[Date Prev][Date Next][Thread Prev][Thread Next][Date Index][Thread Index]

[AUDITORY] Release of FSDnoisy18k: a dataset to investigate label noise in sound event classification



*** apologies for cross-posting ***

Dear list,

We're pleased to announce the release of FSDnoisy18k, an open dataset to foster the investigation of label noise in sound event classification. It contains 42.5 hours of audio across 20 sound classes, including a small amount of manually-labeled data and a larger quantity of real-world noisy data.

The dataset is released as part of our publication:

Learning Sound Event Classifiers from Web Audio with Noisy Labels
E. Fonseca, M. Plakal, D. P. W. Ellis, F. Font, X. Favory, and X. Serra.
arXiv preprint arXiv:1901.01189, 2019

where we present the dataset and a CNN baseline system. We show that training with large amounts of noisy data can outperform training with smaller amounts of carefully-labeled data.

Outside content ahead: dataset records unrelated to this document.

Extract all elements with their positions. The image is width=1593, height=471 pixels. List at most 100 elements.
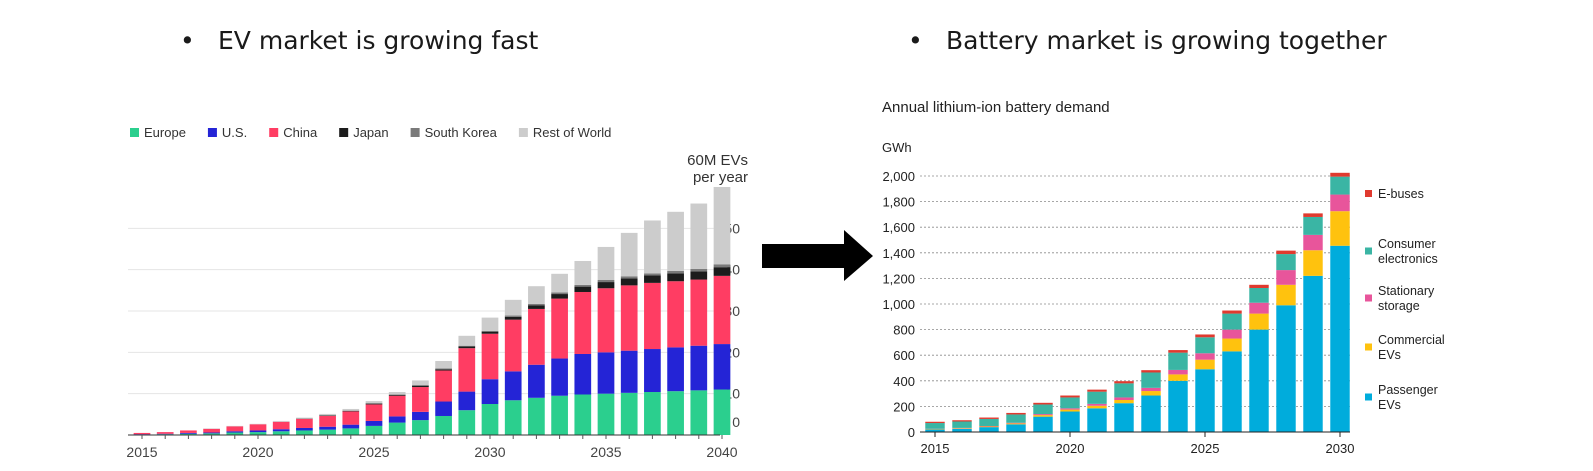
bar-japan-2038	[667, 273, 684, 281]
bar-rest-of-world-2029	[458, 336, 475, 346]
bullet-dot: •	[180, 26, 218, 55]
legend-swatch-rest-of-world	[519, 128, 528, 137]
y-tick-label: 1,400	[882, 246, 915, 261]
legend-label: South Korea	[425, 125, 498, 140]
bar-u-s--2019	[226, 431, 243, 432]
bar-u-s--2040	[714, 344, 731, 389]
legend-label: Rest of World	[533, 125, 612, 140]
bar-consumer-electronics-2030	[1330, 177, 1349, 195]
bar-europe-2027	[412, 420, 429, 435]
right-arrow-icon	[762, 230, 874, 287]
bar-e-buses-2028	[1276, 251, 1295, 254]
legend-swatch-passenger-evs	[1365, 394, 1372, 401]
bar-china-2022	[296, 419, 313, 428]
bar-u-s--2027	[412, 412, 429, 420]
bar-u-s--2023	[319, 427, 336, 430]
legend-swatch-china	[269, 128, 278, 137]
bar-rest-of-world-2027	[412, 380, 429, 385]
bar-u-s--2035	[598, 352, 615, 393]
bar-rest-of-world-2036	[621, 233, 638, 276]
bar-south-korea-2040	[714, 264, 731, 267]
bar-rest-of-world-2030	[482, 318, 499, 331]
bar-consumer-electronics-2015	[925, 423, 944, 429]
bar-rest-of-world-2032	[528, 286, 545, 304]
legend-swatch-south-korea	[411, 128, 420, 137]
bar-rest-of-world-2022	[296, 418, 313, 419]
bar-europe-2039	[690, 390, 707, 435]
legend-swatch-e-buses	[1365, 190, 1372, 197]
legend-swatch-commercial-evs	[1365, 344, 1372, 351]
bar-passenger-evs-2025	[1195, 369, 1214, 432]
bar-japan-2037	[644, 275, 661, 282]
x-tick-label: 2015	[126, 444, 157, 460]
bar-china-2019	[226, 426, 243, 431]
bar-japan-2034	[574, 287, 591, 292]
bar-passenger-evs-2030	[1330, 246, 1349, 432]
bar-china-2028	[435, 371, 452, 402]
chart-title: Annual lithium-ion battery demand	[882, 99, 1110, 116]
bar-commercial-evs-2017	[979, 426, 998, 427]
bar-passenger-evs-2027	[1249, 330, 1268, 432]
bar-south-korea-2030	[482, 331, 499, 332]
bar-consumer-electronics-2026	[1222, 314, 1241, 330]
chart-annotation: 60M EVs	[687, 152, 748, 169]
y-axis-unit: GWh	[882, 140, 912, 155]
bar-stationary-storage-2019	[1033, 414, 1052, 415]
legend-swatch-consumer-electronics	[1365, 248, 1372, 255]
bar-china-2039	[690, 280, 707, 346]
x-tick-label: 2015	[921, 441, 950, 456]
legend-label: electronics	[1378, 252, 1438, 266]
bar-e-buses-2023	[1141, 370, 1160, 372]
bar-japan-2031	[505, 317, 522, 320]
bar-u-s--2024	[342, 425, 359, 429]
bar-commercial-evs-2025	[1195, 360, 1214, 370]
bar-stationary-storage-2018	[1006, 423, 1025, 424]
bar-china-2037	[644, 283, 661, 349]
bar-china-2026	[389, 396, 406, 417]
bar-e-buses-2026	[1222, 311, 1241, 314]
bar-consumer-electronics-2021	[1087, 392, 1106, 404]
legend-swatch-europe	[130, 128, 139, 137]
bar-europe-2037	[644, 392, 661, 435]
bar-u-s--2029	[458, 392, 475, 411]
bar-passenger-evs-2026	[1222, 351, 1241, 432]
bar-japan-2035	[598, 282, 615, 288]
y-tick-label: 400	[893, 374, 915, 389]
bar-passenger-evs-2023	[1141, 396, 1160, 432]
bar-stationary-storage-2026	[1222, 330, 1241, 339]
bar-south-korea-2038	[667, 271, 684, 273]
bar-japan-2030	[482, 332, 499, 334]
bar-u-s--2018	[203, 433, 220, 434]
bar-china-2015	[134, 433, 151, 434]
y-tick-label: 1,000	[882, 297, 915, 312]
bar-china-2029	[458, 348, 475, 391]
bar-stationary-storage-2021	[1087, 404, 1106, 406]
bar-china-2023	[319, 416, 336, 427]
bar-stationary-storage-2017	[979, 426, 998, 427]
bar-china-2031	[505, 320, 522, 372]
bar-europe-2032	[528, 398, 545, 435]
bar-stationary-storage-2027	[1249, 303, 1268, 314]
bar-e-buses-2030	[1330, 173, 1349, 177]
y-tick-label: 1,800	[882, 195, 915, 210]
bar-u-s--2025	[366, 421, 383, 426]
right-heading: •Battery market is growing together	[908, 26, 1387, 55]
bar-rest-of-world-2028	[435, 361, 452, 368]
bar-e-buses-2019	[1033, 403, 1052, 405]
bar-consumer-electronics-2016	[952, 422, 971, 428]
bar-e-buses-2018	[1006, 413, 1025, 415]
legend-label: Passenger	[1378, 383, 1438, 397]
legend-label: EVs	[1378, 348, 1401, 362]
bar-e-buses-2029	[1303, 213, 1322, 217]
bar-e-buses-2017	[979, 418, 998, 419]
bar-stationary-storage-2022	[1114, 397, 1133, 400]
chart-annotation: per year	[693, 169, 748, 186]
battery-demand-chart-svg: Annual lithium-ion battery demandGWh0200…	[875, 92, 1475, 462]
bar-south-korea-2027	[412, 385, 429, 386]
bar-south-korea-2033	[551, 292, 568, 294]
bar-consumer-electronics-2025	[1195, 337, 1214, 353]
legend-label: storage	[1378, 299, 1420, 313]
bar-passenger-evs-2020	[1060, 412, 1079, 432]
x-tick-label: 2030	[474, 444, 505, 460]
bar-passenger-evs-2021	[1087, 408, 1106, 432]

We also show that noise-robust loss functions can be effective in improving performance in presence of corrupted labels.

FSDnoisy18k dataset: http://www.eduardofonseca.net/FSDnoisy18k/
Source code is available: https://github.com/edufonseca/icassp19

We hope you find these resources useful!

Thanks!

Eduardo

--
Eduardo Fonseca
Music Technology Group
Universitat Pompeu Fabra

--